The Shore roads feel lighter. John Sterling calling Yankees games in the July traffic, always rolling the windows down over the bridge into Point Pleasant to breathe in the salty air. The Bar A night when Lerm forgot his license, drove all the way back to North Jersey, interrupted my dad’s poker game to retrieve it, came back down, and promptly got food poisoning from bad limes. My entire adolescence is scattered across these stretches of asphalt.
I judge songs in three places now: my phone, my AirPods, and the car. If it doesn’t hit in the car, it doesn’t get added to a playlist.
My winter jacket and the steering wheel are stained from the time I tried to dig the car out after it got snowed in with cat litter like an idiot.
There’s still a streak of red paint on the driver’s seat from when John, Connor, and I painted a pong table sophomore year and I sat on a wet corner without realizing.
And then there’s Brian. The summer after graduation, when we had to be in Point Pleasant at 5:15, usually an hour and a half away on a good day, and we were packing at 4:05. We made it by 5:13. Couldn’t have done it without his aux. He played Free Bird, old Kanye, and a lot of the Stones. The car felt electric.

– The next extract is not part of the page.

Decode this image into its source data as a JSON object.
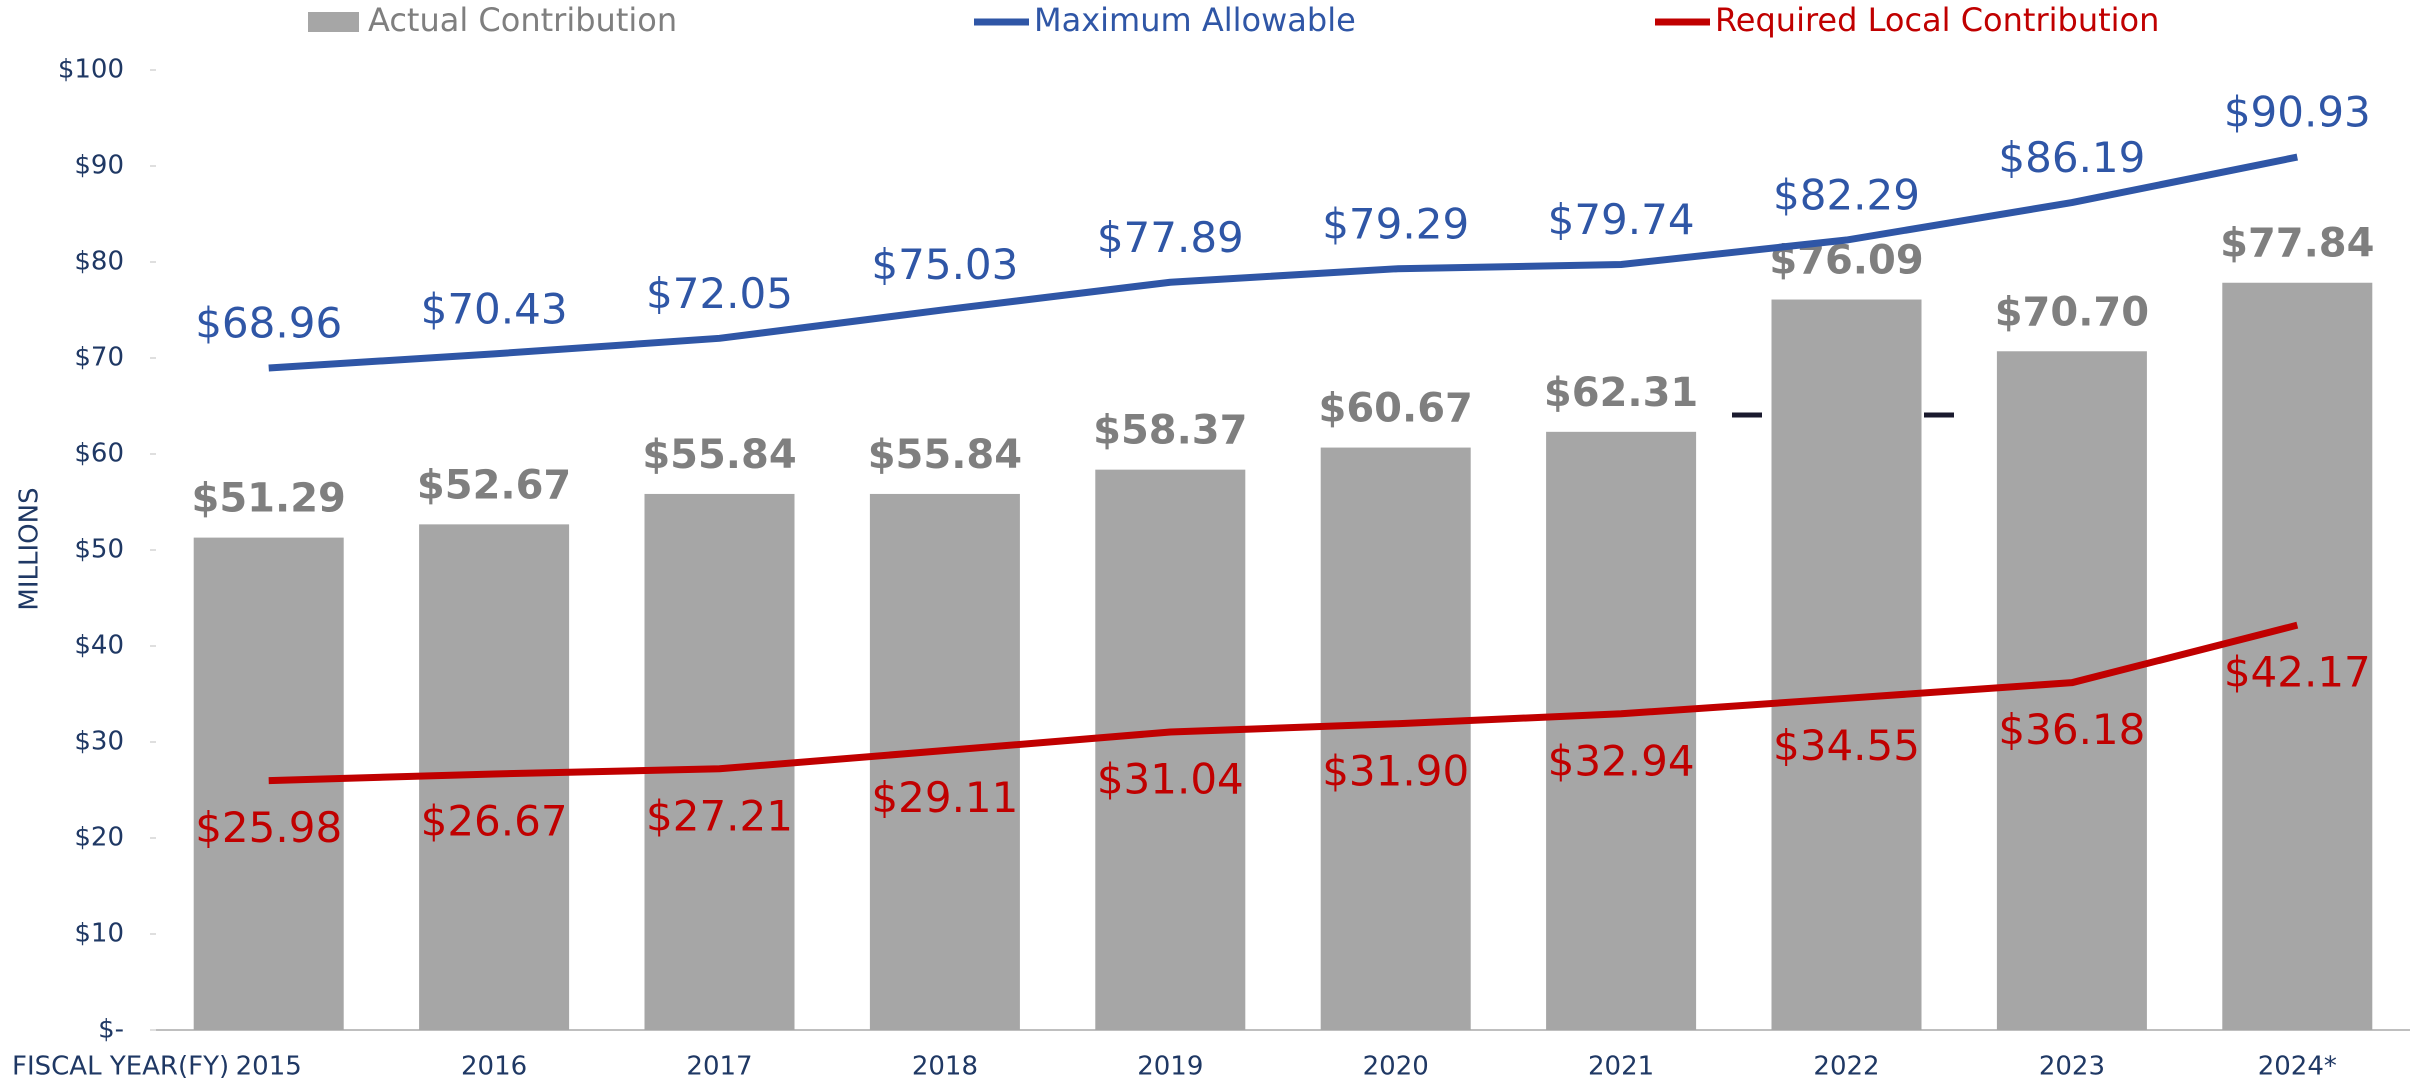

The next morning, I drove him to Newark Airport at dawn, the air cold and quiet. This time, he queued a lot of Zach Bryan, Mt. Joy, and Briston Maroney. We were in far less of a rush. I cried in silence the whole way home as the sun rose. I didn’t know when I’d see him again.
I’m not good at goodbyes. Or maybe I’m too good at them.

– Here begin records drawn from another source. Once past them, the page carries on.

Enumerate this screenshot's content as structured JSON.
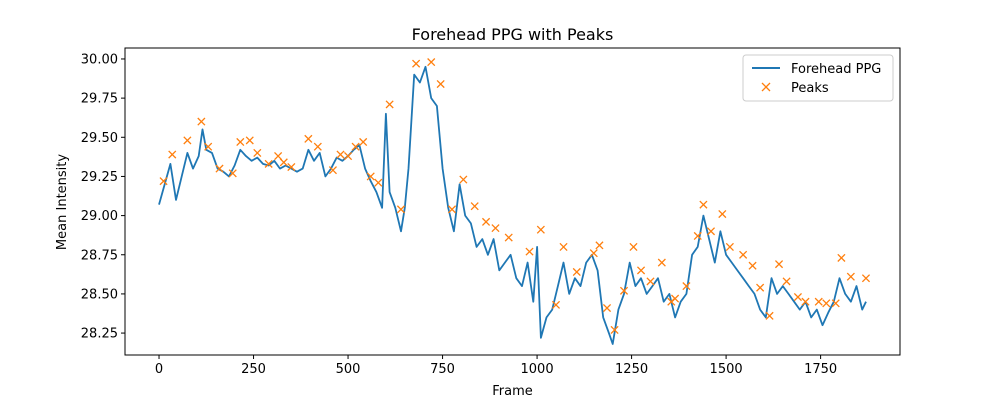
{
  "chart_data": {
    "type": "line",
    "title": "Forehead PPG with Peaks",
    "xlabel": "Frame",
    "ylabel": "Mean Intensity",
    "xlim": [
      -90,
      1960
    ],
    "ylim": [
      28.11,
      30.07
    ],
    "xticks": [
      0,
      250,
      500,
      750,
      1000,
      1250,
      1500,
      1750
    ],
    "xtick_labels": [
      "0",
      "250",
      "500",
      "750",
      "1000",
      "1250",
      "1500",
      "1750"
    ],
    "yticks": [
      28.25,
      28.5,
      28.75,
      29.0,
      29.25,
      29.5,
      29.75,
      30.0
    ],
    "ytick_labels": [
      "28.25",
      "28.50",
      "28.75",
      "29.00",
      "29.25",
      "29.50",
      "29.75",
      "30.00"
    ],
    "grid": false,
    "legend_position": "top-right",
    "series": [
      {
        "name": "Forehead PPG",
        "color": "#1f77b4",
        "x": [
          0,
          15,
          30,
          45,
          60,
          75,
          90,
          105,
          115,
          125,
          140,
          155,
          170,
          185,
          200,
          215,
          230,
          245,
          260,
          275,
          290,
          305,
          320,
          335,
          350,
          365,
          380,
          395,
          410,
          425,
          440,
          455,
          470,
          485,
          500,
          515,
          530,
          545,
          560,
          575,
          590,
          600,
          610,
          625,
          640,
          650,
          660,
          675,
          690,
          705,
          720,
          735,
          750,
          765,
          780,
          795,
          810,
          825,
          840,
          855,
          870,
          885,
          900,
          915,
          930,
          945,
          960,
          975,
          990,
          1000,
          1010,
          1025,
          1040,
          1055,
          1070,
          1085,
          1100,
          1115,
          1130,
          1145,
          1160,
          1175,
          1190,
          1200,
          1215,
          1230,
          1245,
          1260,
          1275,
          1290,
          1305,
          1320,
          1335,
          1350,
          1365,
          1380,
          1395,
          1410,
          1425,
          1440,
          1455,
          1470,
          1485,
          1500,
          1515,
          1530,
          1545,
          1560,
          1575,
          1590,
          1605,
          1620,
          1635,
          1650,
          1665,
          1680,
          1695,
          1710,
          1725,
          1740,
          1755,
          1770,
          1785,
          1800,
          1815,
          1830,
          1845,
          1860,
          1870
        ],
        "y": [
          29.07,
          29.2,
          29.33,
          29.1,
          29.25,
          29.4,
          29.3,
          29.38,
          29.55,
          29.42,
          29.4,
          29.3,
          29.28,
          29.25,
          29.32,
          29.42,
          29.38,
          29.35,
          29.37,
          29.33,
          29.32,
          29.35,
          29.3,
          29.32,
          29.3,
          29.28,
          29.3,
          29.42,
          29.35,
          29.4,
          29.25,
          29.3,
          29.37,
          29.35,
          29.38,
          29.42,
          29.45,
          29.3,
          29.22,
          29.15,
          29.05,
          29.65,
          29.15,
          29.05,
          28.9,
          29.05,
          29.3,
          29.9,
          29.85,
          29.95,
          29.75,
          29.7,
          29.3,
          29.05,
          28.9,
          29.2,
          29.0,
          28.95,
          28.8,
          28.85,
          28.75,
          28.85,
          28.65,
          28.7,
          28.75,
          28.6,
          28.55,
          28.7,
          28.45,
          28.8,
          28.22,
          28.35,
          28.4,
          28.55,
          28.7,
          28.5,
          28.6,
          28.55,
          28.7,
          28.75,
          28.65,
          28.35,
          28.25,
          28.18,
          28.4,
          28.5,
          28.7,
          28.55,
          28.6,
          28.5,
          28.55,
          28.6,
          28.45,
          28.5,
          28.35,
          28.45,
          28.5,
          28.75,
          28.8,
          29.0,
          28.85,
          28.7,
          28.9,
          28.75,
          28.7,
          28.65,
          28.6,
          28.55,
          28.5,
          28.4,
          28.35,
          28.6,
          28.5,
          28.55,
          28.5,
          28.45,
          28.4,
          28.45,
          28.35,
          28.4,
          28.3,
          28.38,
          28.45,
          28.6,
          28.5,
          28.45,
          28.55,
          28.4,
          28.45
        ]
      },
      {
        "name": "Peaks",
        "color": "#ff7f0e",
        "marker": "x",
        "x": [
          12,
          35,
          75,
          112,
          130,
          160,
          195,
          215,
          240,
          260,
          290,
          315,
          330,
          350,
          395,
          420,
          460,
          480,
          500,
          520,
          540,
          560,
          580,
          610,
          640,
          680,
          720,
          745,
          775,
          805,
          835,
          865,
          890,
          925,
          980,
          1010,
          1050,
          1070,
          1105,
          1150,
          1165,
          1185,
          1205,
          1230,
          1255,
          1275,
          1300,
          1330,
          1355,
          1365,
          1395,
          1425,
          1440,
          1460,
          1490,
          1510,
          1545,
          1570,
          1590,
          1615,
          1640,
          1660,
          1690,
          1710,
          1745,
          1765,
          1790,
          1805,
          1830,
          1870
        ],
        "y": [
          29.22,
          29.39,
          29.48,
          29.6,
          29.44,
          29.3,
          29.27,
          29.47,
          29.48,
          29.4,
          29.33,
          29.38,
          29.34,
          29.31,
          29.49,
          29.44,
          29.29,
          29.39,
          29.38,
          29.44,
          29.47,
          29.25,
          29.21,
          29.71,
          29.04,
          29.97,
          29.98,
          29.84,
          29.04,
          29.23,
          29.06,
          28.96,
          28.92,
          28.86,
          28.77,
          28.91,
          28.43,
          28.8,
          28.64,
          28.76,
          28.81,
          28.41,
          28.27,
          28.52,
          28.8,
          28.65,
          28.58,
          28.7,
          28.45,
          28.47,
          28.55,
          28.87,
          29.07,
          28.9,
          29.01,
          28.8,
          28.75,
          28.68,
          28.54,
          28.36,
          28.69,
          28.58,
          28.48,
          28.45,
          28.45,
          28.44,
          28.44,
          28.73,
          28.61,
          28.6
        ]
      }
    ]
  }
}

I’ve got two drives left with this car that’s carried it all. Hunter won’t be there for either; he’ll already be home. I’ll play Views anyway. For him. For me. For every version of us that existed in these seats.
I got this car when I was seventeen: pimply, nervous, and terrified of everything. I’ll be twenty-five in three months. Less pimply, less nervous, less terrified.
But the truth is, it’s held me through more miles of change than I ever realized. And long after it’s gone, I know I’ll still carry the road. The songs. The ghosts. The stupid little rituals. The exits that shaped me. The way back patterned into scars I never want to heal.
So I’ll know the route by heart, even when I’m not the one driving anymore.